Page 55 of The Revenge Game
“I’m taking it that the lack of gargoyles won’t stop you from visiting the cathedral though.”
“Nope. Let’s go in.”
Drew wanders ahead of me, and my eyes linger on the way his jeans sculpt to his ass, the way his dark-gray T-shirt stretches across his shoulders when he reaches out to hand over his ticket.
“Keep your eyes where they belong, boy, unless you want people getting the wrong idea about you.”
It’s Bobby Ray’s voice.
But ever since Wimbledon, when Dave so casually accepted Drew’s sexuality and tried to set Drew up with his cousin, I’ve spent time thinking about what it would be like to stop hiding.
Bobby Ray had very specific ideas about what made someone a “real man.” The way you walked, talked, who you looked at, how you held yourself—everything was a test I couldn’t afford to fail. Even now, thousands of miles and many years away from him, I still catch myself monitoring my gestures, measuring my words like he’s standing over my shoulder with that disappointed sneer that always preceded his lectures about “men these days being too soft.”
I was fourteen when I realized I was attracted to guys. I’d been watching Tommy Rodriguez do pull-ups in the weight room, the muscles in his back shifting under his thin T-shirt. My whole body had lit up like someone had flipped a switch, and suddenly, everything made sense. Why kissing girls felt mechanical, why I spent so much time in the weight roomwatching other guys work out, why I kept a magazine cutout of David Beckham hidden in my locker “for hairstyle inspiration.”
That night, I’d locked myself in my room and had my first real panic attack, terrified that somehow Bobby Ray would know just by looking at me.
“Stand up straight, shoulders back—you’re not some limp-wristed fairy from California.”
I’d gotten so good at playing the role Bobby Ray demanded, being the perfect Texas football player who dated cheerleaders and never let his eyes linger too long on other guys in the locker room. And I know I’m still playing that role, just with a different audience.
What would it be like to just be open, authentic?
Like Drew is?
I take a deep breath and follow Drew inside.
Inside, the cathedral’s ceiling soars overhead, creating a vastness that makes you feel simultaneously tiny and part of something enormous.
Drew stands on the stone floor, studying his phone intently.
“Are you looking at the app?” I ask because we’d both downloaded the multimedia app that came with our tickets.
Drew snaps his head up. “I was actually looking up the history of gargoyles.”
“What is the history?”
“Turns out they were basically medieval drainage systems with attitude. They started as fancy rain gutters, but then someone decided, ‘Hey, if we’re going to have water shooting out of mouths, why not make them terrifying?’”
“Because nothing says ‘welcome to church’ like being judged by demon-faced plumbing,” I say.
“I guess it was the ultimate warning for sinners about what will happen if you don’t shape up,” he replies.
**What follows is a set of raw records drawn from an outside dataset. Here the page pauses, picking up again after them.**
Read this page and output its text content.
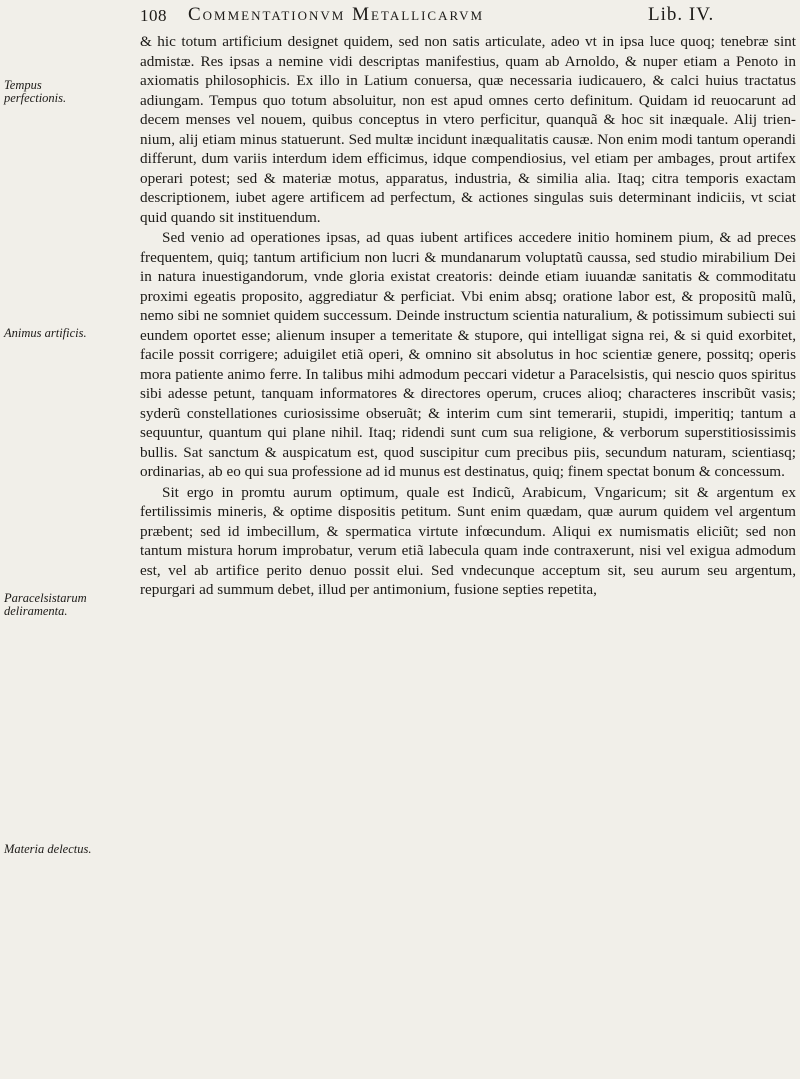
108 Commentationvm Metallicarvm	Lib. IV.
Tempus perfectionis.
Animus artificis.
Paracelsistarum deliramenta.
Materia delectus.

& hic totum artificium designet quidem, sed non satis articulate, adeo vt in ipsa luce quoq; tenebræ sint admistæ. Res ipsas a nemine vidi descriptas manifestius, quam ab Arnoldo, & nuper etiam a Penoto in axiomatis philosophicis. Ex illo in Latium conuersa, quæ necessaria iudicauero, & calci huius tractatus adiungam. Tempus quo totum absoluitur, non est apud omnes certo definitum. Quidam id reuocarunt ad decem menses vel nouem, quibus conceptus in vtero perficitur, quanquã & hoc sit inæquale. Alij trien-nium, alij etiam minus statuerunt. Sed multæ incidunt inæqualitatis causæ. Non enim modi tantum operandi differunt, dum variis interdum idem efficimus, idque compendiosius, vel etiam per ambages, prout artifex operari potest; sed & materiæ motus, apparatus, industria, & similia alia. Itaq; citra temporis exactam descriptionem, iubet agere artificem ad perfectum, & actiones singulas suis determinant indiciis, vt sciat quid quando sit instituendum.

Sed venio ad operationes ipsas, ad quas iubent artifices accedere initio hominem pium, & ad preces frequentem, quiq; tantum artificium non lucri & mundanarum voluptatũ caussa, sed studio mirabilium Dei in natura inuestigandorum, vnde gloria existat creatoris: deinde etiam iuuandæ sanitatis & commoditatu proximi egeatis proposito, aggrediatur & perficiat. Vbi enim absq; oratione labor est, & propositũ malũ, nemo sibi ne somniet quidem successum. Deinde instructum scientia naturalium, & potissimum subiecti sui eundem oportet esse; alienum insuper a temeritate & stupore, qui intelligat signa rei, & si quid exorbitet, facile possit corrigere; aduigilet etiã operi, & omnino sit absolutus in hoc scientiæ genere, possitq; operis mora patiente animo ferre. In talibus mihi admodum peccari videtur a Paracelsistis, qui nescio quos spiritus sibi adesse petunt, tanquam informatores & directores operum, cruces alioq; characteres inscribũt vasis; syderũ constellationes curiosissime obseruãt; & interim cum sint temerarii, stupidi, imperitiq; tantum a sequuntur, quantum qui plane nihil. Itaq; ridendi sunt cum sua religione, & verborum superstitiosissimis bullis. Sat sanctum & auspicatum est, quod suscipitur cum precibus piis, secundum naturam, scientiasq; ordinarias, ab eo qui sua professione ad id munus est destinatus, quiq; finem spectat bonum & concessum.

Sit ergo in promtu aurum optimum, quale est Indicũ, Arabicum, Vngaricum; sit & argentum ex fertilissimis mineris, & optime dispositis petitum. Sunt enim quædam, quæ aurum quidem vel argentum præbent; sed id imbecillum, & spermatica virtute infœcundum. Aliqui ex numismatis eliciũt; sed non tantum mistura horum improbatur, verum etiã labecula quam inde contraxerunt, nisi vel exigua admodum est, vel ab artifice perito denuo possit elui. Sed vndecunque acceptum sit, seu aurum seu argentum, repurgari ad summum debet, illud per antimonium, fusione septies repetita,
Our footsteps echo on the marble floor as we wander past elaborate monuments and gilded mosaics.
I consult the app so I can share some historical facts with Drew in exchange for his facts about gargoyles.
“Did you know this is actually the fifth St Paul’s?” I ask. “The previous ones kept burning down or getting destroyed. This one was built after the Great Fire of London.”
“So what you’re saying is the fourth time wasn’t the charm?”
“Apparently not. Though this one’s lasted since 1710.”
“When was the first one built?” Drew asks.
I scroll through the app for information. “AD 604, during the Anglo-Saxon period.”
“I can’t get over the history here,” Drew says. “It’s incredible how something can be built and destroyed so many times, yet still end up standing.”